COVID-19 sparks minimum wage debate


By providing unemployed Americans with an increase in their benefits, the federal government reopened the debate on minimum wage by adding an additional $600 to unemployed which allowed some Americans to live within the range of a living wage. The government saw the need for the increase to help stabilize the economy and help promote spending, and yet has not commited to a living wage when the country is not in crisis.

Economists have debated the merits of a minimum wage and a living wage throughout the years. Advocates call for a $15 an hour minimum wage increase from the current $7.25. The call for an increase in the national minimum wage got louder when the government added $600 a week to state unemployment to stave off an economic recession. $600 a week is $15 an hour based on a 40-hour week before taxes. Once taxes and healthcare are factored in, it’s probably closer to $20 an hour.

Because of COVID, governors shut down the businesses in their states except for essential services, which put millions of people out of work. The essential business employees were eligible for the initial stimulus payment, but not any of the unemployment funds provided for those who lost their job because of COVID-19.

In July companies like Amazon, Kroger, and Albertsons ended the pandemic hourly increase they were providing essential workers, which amounted to a $2 per hour hazard pay increase. $15 is the minimum rate at which Amazon will hire someone. During the pandemic increase, their baseline was at $17 with the $2 increase. The companies could support the increase for their hourly workers without further affecting their financials, as Walmart and Amazon reported better than expected 2020 Q2 financials. This was also the result of no competition from local retail options.

Debt plays a significant role in living expenses. A mortgage on a primary residence falls under basic living expenses and debt. Car ownership can be another form of debt that falls under basic living. In most rural places, public transportation is non-existent in many areas. However, credit card and other forms of debt are not part of the living wage model.

In 2020, the Department of Health and Human Services set the federal poverty level at $26,200 for a family of four. That’s equivalent to about $12.60 per hour for a full-time worker. A living wage must at least be greater than the poverty level.

In North Carolina, the average cost for a three-bedroom single family home is $1,063. The fair market rent for a three-bedroom home in Lenoir County is $980. Fair Market Rent is determined each fiscal year by HUD and is used to set payment standards for federal housing assistance programs in North Carolina. The MIT Living Wage model states that in Lenoir County, two working adults who have no children, should make at least $8.85 per hour, and if they have one child, they should each make $13.12 per hour. With two children, each adult should make $15.28 per hour and if there are three children in the home, they should make $17.78 per hour.

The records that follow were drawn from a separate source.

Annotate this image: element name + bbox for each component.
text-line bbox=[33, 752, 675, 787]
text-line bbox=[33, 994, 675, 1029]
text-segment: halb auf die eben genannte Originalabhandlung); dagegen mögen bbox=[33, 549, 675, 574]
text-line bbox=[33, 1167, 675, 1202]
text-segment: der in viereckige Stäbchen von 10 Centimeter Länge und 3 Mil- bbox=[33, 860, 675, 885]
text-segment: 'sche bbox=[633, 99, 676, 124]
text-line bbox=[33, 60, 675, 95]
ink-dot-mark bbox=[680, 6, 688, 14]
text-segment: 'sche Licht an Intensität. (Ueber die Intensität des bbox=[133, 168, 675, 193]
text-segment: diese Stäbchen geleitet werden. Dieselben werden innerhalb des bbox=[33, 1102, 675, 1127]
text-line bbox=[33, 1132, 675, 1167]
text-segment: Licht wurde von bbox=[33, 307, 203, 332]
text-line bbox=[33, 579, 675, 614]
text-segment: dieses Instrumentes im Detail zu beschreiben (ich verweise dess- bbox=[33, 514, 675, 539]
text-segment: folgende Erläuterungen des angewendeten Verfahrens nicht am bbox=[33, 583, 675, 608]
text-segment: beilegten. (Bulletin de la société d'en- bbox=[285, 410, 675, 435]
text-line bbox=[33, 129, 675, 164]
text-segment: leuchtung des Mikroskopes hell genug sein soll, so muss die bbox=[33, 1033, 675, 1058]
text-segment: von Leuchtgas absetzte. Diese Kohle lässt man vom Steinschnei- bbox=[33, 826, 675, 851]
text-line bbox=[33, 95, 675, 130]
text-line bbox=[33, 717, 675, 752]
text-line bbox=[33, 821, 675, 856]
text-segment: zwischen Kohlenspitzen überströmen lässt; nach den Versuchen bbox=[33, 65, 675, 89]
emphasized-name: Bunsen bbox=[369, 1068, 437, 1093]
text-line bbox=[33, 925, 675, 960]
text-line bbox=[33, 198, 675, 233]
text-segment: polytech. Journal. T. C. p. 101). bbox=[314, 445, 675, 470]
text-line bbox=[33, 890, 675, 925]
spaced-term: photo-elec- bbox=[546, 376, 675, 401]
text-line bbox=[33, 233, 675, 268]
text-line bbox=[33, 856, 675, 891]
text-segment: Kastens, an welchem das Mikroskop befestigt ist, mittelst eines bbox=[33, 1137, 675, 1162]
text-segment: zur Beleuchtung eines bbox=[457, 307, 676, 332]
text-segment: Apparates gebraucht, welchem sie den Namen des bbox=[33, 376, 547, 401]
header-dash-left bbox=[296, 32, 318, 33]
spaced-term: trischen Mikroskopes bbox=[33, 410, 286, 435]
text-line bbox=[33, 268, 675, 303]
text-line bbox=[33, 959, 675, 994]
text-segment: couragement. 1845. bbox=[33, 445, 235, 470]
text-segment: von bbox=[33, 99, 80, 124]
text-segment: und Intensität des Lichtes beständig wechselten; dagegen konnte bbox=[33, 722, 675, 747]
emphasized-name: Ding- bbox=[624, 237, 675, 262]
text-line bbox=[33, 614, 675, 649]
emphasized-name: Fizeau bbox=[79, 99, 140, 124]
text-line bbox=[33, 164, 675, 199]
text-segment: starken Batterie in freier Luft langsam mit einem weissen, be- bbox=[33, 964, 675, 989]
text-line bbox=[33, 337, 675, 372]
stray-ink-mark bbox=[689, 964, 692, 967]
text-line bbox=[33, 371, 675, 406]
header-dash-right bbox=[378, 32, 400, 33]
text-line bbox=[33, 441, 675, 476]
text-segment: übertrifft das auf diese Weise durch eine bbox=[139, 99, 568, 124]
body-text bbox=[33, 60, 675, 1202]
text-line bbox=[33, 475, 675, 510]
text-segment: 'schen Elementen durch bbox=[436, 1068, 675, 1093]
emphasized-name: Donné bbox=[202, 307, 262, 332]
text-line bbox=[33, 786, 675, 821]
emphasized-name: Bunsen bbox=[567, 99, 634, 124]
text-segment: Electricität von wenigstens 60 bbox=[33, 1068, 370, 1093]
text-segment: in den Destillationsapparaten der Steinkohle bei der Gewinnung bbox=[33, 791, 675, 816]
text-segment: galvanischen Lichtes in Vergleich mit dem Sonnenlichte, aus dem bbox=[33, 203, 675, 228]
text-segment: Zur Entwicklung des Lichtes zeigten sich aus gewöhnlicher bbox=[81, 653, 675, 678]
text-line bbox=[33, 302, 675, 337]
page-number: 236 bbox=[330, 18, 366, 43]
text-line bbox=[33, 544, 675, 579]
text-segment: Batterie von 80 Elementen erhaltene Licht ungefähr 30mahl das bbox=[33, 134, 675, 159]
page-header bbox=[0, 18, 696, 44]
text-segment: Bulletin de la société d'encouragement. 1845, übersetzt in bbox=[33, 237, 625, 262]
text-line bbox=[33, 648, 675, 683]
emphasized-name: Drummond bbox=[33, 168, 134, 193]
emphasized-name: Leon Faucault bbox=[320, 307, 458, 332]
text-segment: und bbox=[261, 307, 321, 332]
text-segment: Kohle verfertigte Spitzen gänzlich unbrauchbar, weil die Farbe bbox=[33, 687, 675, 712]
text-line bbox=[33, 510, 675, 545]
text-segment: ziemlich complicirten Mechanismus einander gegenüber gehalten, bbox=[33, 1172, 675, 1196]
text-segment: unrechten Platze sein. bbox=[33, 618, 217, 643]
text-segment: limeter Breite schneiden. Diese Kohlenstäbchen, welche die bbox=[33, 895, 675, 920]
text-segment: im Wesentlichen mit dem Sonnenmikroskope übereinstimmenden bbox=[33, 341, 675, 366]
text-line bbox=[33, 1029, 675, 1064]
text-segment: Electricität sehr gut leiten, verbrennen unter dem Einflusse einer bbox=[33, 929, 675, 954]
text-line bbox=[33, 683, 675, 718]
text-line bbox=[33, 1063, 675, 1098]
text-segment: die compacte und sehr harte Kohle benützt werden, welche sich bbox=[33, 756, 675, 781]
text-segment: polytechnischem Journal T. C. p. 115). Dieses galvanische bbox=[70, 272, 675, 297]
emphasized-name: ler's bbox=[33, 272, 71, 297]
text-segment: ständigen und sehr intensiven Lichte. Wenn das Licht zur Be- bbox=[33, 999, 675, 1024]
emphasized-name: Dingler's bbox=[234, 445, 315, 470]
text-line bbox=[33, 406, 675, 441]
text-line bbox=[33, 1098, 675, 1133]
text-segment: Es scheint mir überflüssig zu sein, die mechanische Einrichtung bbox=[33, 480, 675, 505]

With the federal poverty level at $26,200 for a family of four, and the MIT Living Wage calculator at $63,564 a year for a family of four with two working parents, it’s a rational argument that the minimum wage should fall somewhere between the two numbers. The federal minimum wage is at $7.25 an hour and has been since 2009. Two adults making minimum wage in a household will have a combined income of $30,160 at a full 40 hours per week, and they both work every day without missing time.

Full-time employment is between 30-40 hours a week, while part-time employment is usually less than 30 hours a week. At 30 hours per week, which still falls within the full-time range, with two adults working, they would bring home $22,620 before taxes, which places them below the poverty line.

The argument for increasing a minimum wage to that of a living wage would affect locally owned and operated businesses more than it would the corporate entities that can absorb the cost of increasing their employees pay, as Amazon and Walmart briefly did during a pandemic.

In 2020, most businesses in Lenoir County were closed from March 27 through the end of May. Without the ability to generate revenue, it forced local businesses to send their employees home. The federal government aided the displaced employees by providing them a combined income of $62,400, plus what they would have received from state unemployment, which falls in the guidelines of the living wage. Employers throughout the region are struggling to get people to come back to work because we gave them a living wage.

The government chose to enhance unemployment benefits to absorb the economic impact of COVID-19 by paying many Americans a living wage, some for the first time. The government needs to catch up with its own opinions on what Americans need for a strong economy and revisit the minimum wage debate.